Lewis-Kraus doesn’t merely mock and expose Ariely and the many other swindlers in the field: his reporting questions the entire ideology underlying the Obama administration. He writes that in “the past few years, some eminent behavioral scientists have come to regret their participation in the fantasy that kitschy modifications of human behavior will repair the world.” He notes its emphasis on the personal over the systemic and quotes a University of Chicago economist saying, “This is the stuff that CEOs love, right? It’s cutesy, it’s not really touching their power and pretends to do the right thing.”
Beyond the Nudge
It’s to be expected that the mainstream media would cover fraudulent research and that fellow academics would condemn the fakery. But if you remember the Barack Obama years, it’s shocking to see so many going further and criticizing the notion that policy focused on little “nudges” could help anyone but the capitalist class.

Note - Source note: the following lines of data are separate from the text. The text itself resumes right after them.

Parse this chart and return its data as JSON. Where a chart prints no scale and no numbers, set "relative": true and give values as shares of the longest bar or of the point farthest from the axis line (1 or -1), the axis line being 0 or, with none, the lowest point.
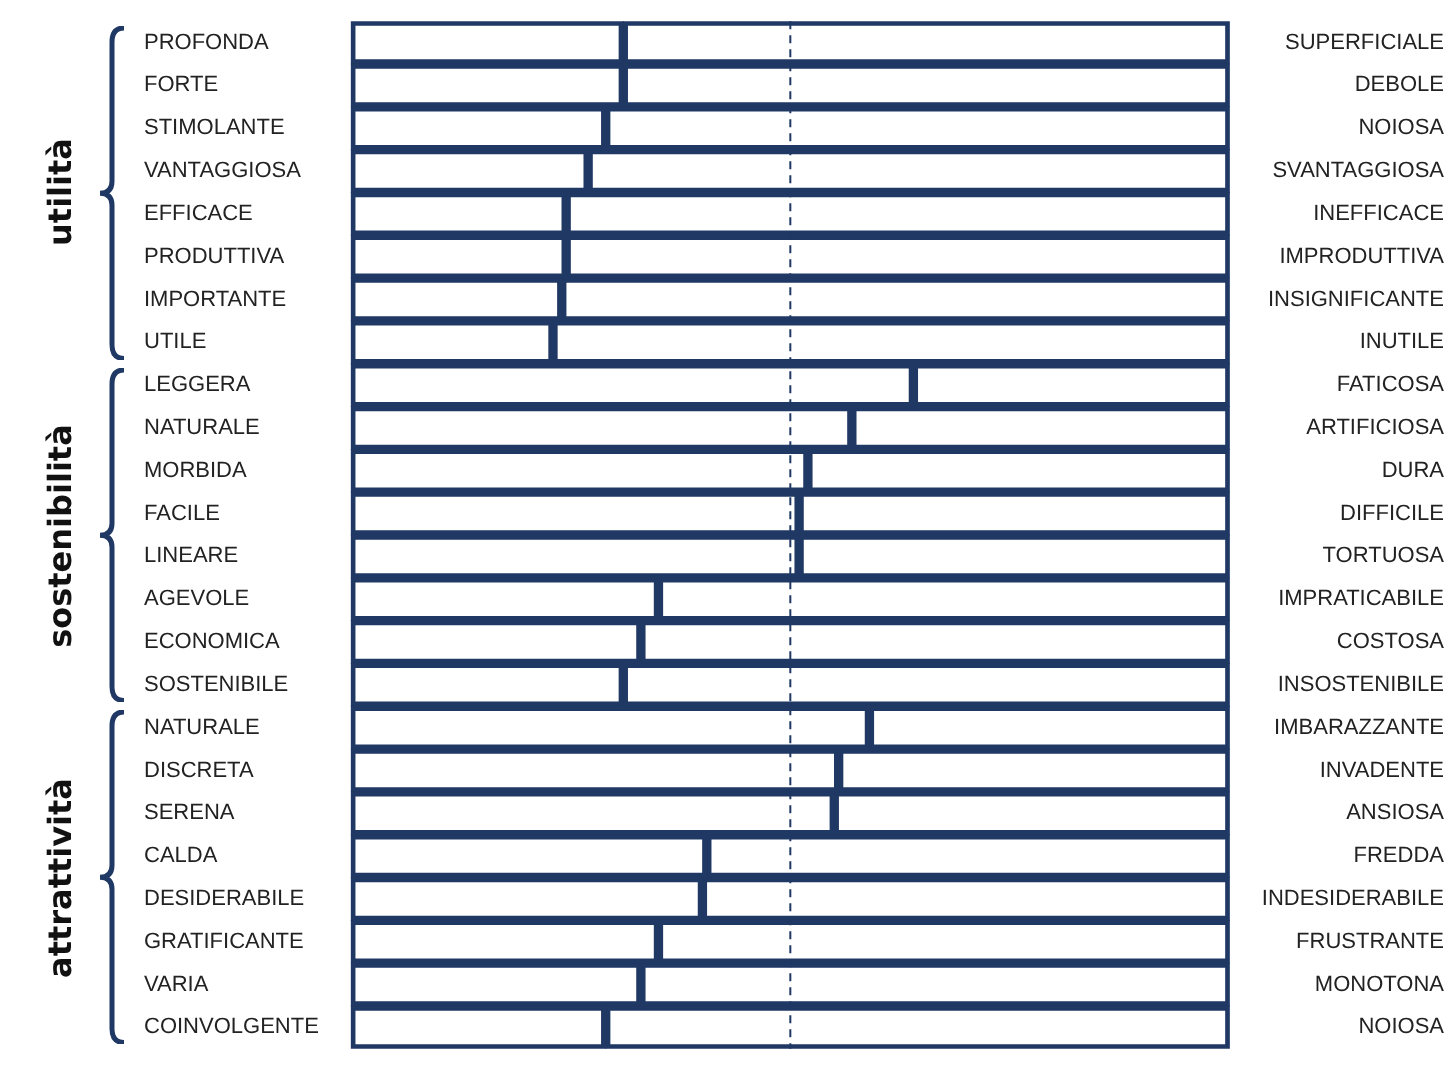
{
  "chart_data": {
    "type": "bar",
    "orientation": "horizontal",
    "stacked": true,
    "relative": true,
    "legend": false,
    "categories": [
      "PROFONDA",
      "FORTE",
      "STIMOLANTE",
      "VANTAGGIOSA",
      "EFFICACE",
      "PRODUTTIVA",
      "IMPORTANTE",
      "UTILE",
      "LEGGERA",
      "NATURALE",
      "MORBIDA",
      "FACILE",
      "LINEARE",
      "AGEVOLE",
      "ECONOMICA",
      "SOSTENIBILE",
      "NATURALE",
      "DISCRETA",
      "SERENA",
      "CALDA",
      "DESIDERABILE",
      "GRATIFICANTE",
      "VARIA",
      "COINVOLGENTE"
    ],
    "y2_categories": [
      "SUPERFICIALE",
      "DEBOLE",
      "NOIOSA",
      "SVANTAGGIOSA",
      "INEFFICACE",
      "IMPRODUTTIVA",
      "INSIGNIFICANTE",
      "INUTILE",
      "FATICOSA",
      "ARTIFICIOSA",
      "DURA",
      "DIFFICILE",
      "TORTUOSA",
      "IMPRATICABILE",
      "COSTOSA",
      "INSOSTENIBILE",
      "IMBARAZZANTE",
      "INVADENTE",
      "ANSIOSA",
      "FREDDA",
      "INDESIDERABILE",
      "FRUSTRANTE",
      "MONOTONA",
      "NOIOSA"
    ],
    "series": [
      {
        "color": "#1f3864",
        "values": [
          0.31,
          0.31,
          0.29,
          0.27,
          0.245,
          0.245,
          0.24,
          0.23,
          0.64,
          0.57,
          0.52,
          0.51,
          0.51,
          0.35,
          0.33,
          0.31,
          0.59,
          0.555,
          0.55,
          0.405,
          0.4,
          0.35,
          0.33,
          0.29
        ]
      },
      {
        "color": "#1f3864",
        "values": [
          0.69,
          0.69,
          0.71,
          0.73,
          0.755,
          0.755,
          0.76,
          0.77,
          0.36,
          0.43,
          0.48,
          0.49,
          0.49,
          0.65,
          0.67,
          0.69,
          0.41,
          0.445,
          0.45,
          0.595,
          0.6,
          0.65,
          0.67,
          0.71
        ]
      }
    ],
    "ref_lines": [
      {
        "axis": "x",
        "value": 0.5,
        "color": "#1f3864",
        "line_style": "dashed"
      }
    ],
    "annotations": [
      "utilità",
      "sostenibilità",
      "attrattività"
    ]
  }
}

While it’s lamentable that famous academics are making things up, it’s heartening that even some part of the Democratic consensus are moving left and away from solutions that don’t redistribute wealth to regular people, remove carbon from the atmosphere, or otherwise solve serious problems. There are other signs the politics of pathetic tweaks are at an end: the election of Shawn Fain to the United Auto Workers presidency, the appearance of Joe Biden on a picket line, the billions invested in green jobs and infrastructure, and the presence in government of Alexandria Ocasio-Cortez and other members of the Squad.
The behavioral science moment seems quaint now, partly because of the widespread acknowledgement that so much more is at stake in policy arguments than our individual, muddled decision-making — and partly because we know that the nation’s most important problems, from inflation and the climate crisis, to low wages and the threat of the far right, are too big for petty TED-talk trickery.